I was discussing the state of the current publishing industry (because that's what it is, an industry) with Ian (an American) who is now working on his third novel after having tossed the first two. At first it appeared as if we were talking at cross purposes. Then I realised we were both on the same side. He had used a metaphor of a table with many legs and how, if one was removed, it would still stand. That didn't sit well with me, the engineer: anything with more than three legs requires exact engineering. I prefered the biodiversity (or ecosystem) metaphor: if a virus kills one strain, it will not destroy the entire population. I think he didn't get that at first. But, in the end, we agreed.

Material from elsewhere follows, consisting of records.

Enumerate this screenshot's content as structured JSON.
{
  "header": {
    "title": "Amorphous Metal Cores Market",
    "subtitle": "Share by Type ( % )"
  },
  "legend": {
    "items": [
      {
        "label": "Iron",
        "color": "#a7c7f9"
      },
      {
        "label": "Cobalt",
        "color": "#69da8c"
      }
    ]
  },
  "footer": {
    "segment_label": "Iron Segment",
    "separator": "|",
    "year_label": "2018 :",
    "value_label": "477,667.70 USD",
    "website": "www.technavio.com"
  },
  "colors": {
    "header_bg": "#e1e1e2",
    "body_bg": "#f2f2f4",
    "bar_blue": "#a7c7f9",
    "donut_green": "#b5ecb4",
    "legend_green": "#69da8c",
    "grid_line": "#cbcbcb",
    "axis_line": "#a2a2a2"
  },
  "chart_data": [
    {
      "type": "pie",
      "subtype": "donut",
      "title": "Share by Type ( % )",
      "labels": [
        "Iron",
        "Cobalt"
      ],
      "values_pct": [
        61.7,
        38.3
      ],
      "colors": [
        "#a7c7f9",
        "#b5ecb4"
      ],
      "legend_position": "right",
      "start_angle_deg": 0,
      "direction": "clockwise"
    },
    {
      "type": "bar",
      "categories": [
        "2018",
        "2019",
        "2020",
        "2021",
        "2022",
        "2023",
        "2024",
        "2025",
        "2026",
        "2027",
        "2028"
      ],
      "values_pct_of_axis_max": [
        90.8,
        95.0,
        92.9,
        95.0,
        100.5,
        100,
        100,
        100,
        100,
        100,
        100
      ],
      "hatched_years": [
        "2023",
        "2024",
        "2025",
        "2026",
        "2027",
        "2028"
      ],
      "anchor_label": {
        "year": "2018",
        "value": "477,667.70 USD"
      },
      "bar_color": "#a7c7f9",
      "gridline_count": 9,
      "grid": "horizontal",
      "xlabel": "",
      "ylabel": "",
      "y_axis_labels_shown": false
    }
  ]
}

Conclusion: small is good; and diversity is better. Help the world get back to basics, and save the book.


ChatteringMing said...

Good advice. Don't take the shortcut. Don't expect the editor to clean up your mess. Learn to write so that others want to read.

But I would add too that publishers and agents will always look for the winner (which may mean 50 shades) because they still have to watch out for the bottom line.

Bukowski is rather dramatic. :)

krishna said...

Very good advice.I have long forgotten about big publishers,literary agents and self publishing(this was never in my mind!)I read alot of books especially old ones(I get them cheap from the secondhand shop)as I feel their language is better.Correct me if I am wrong.Other then that I have been working really hard and manage to get a few children stories published in the Children's Corner of the Star paper.Sad to say that too has been taken off.Thank you for the advice.

Shiuli said...

Love the cynacism in the blog. The advice is worthwhile. Being a frog in the pond, like to wade the small ebbs rather the big shores.
And its better to write about things one feels than about things one knows.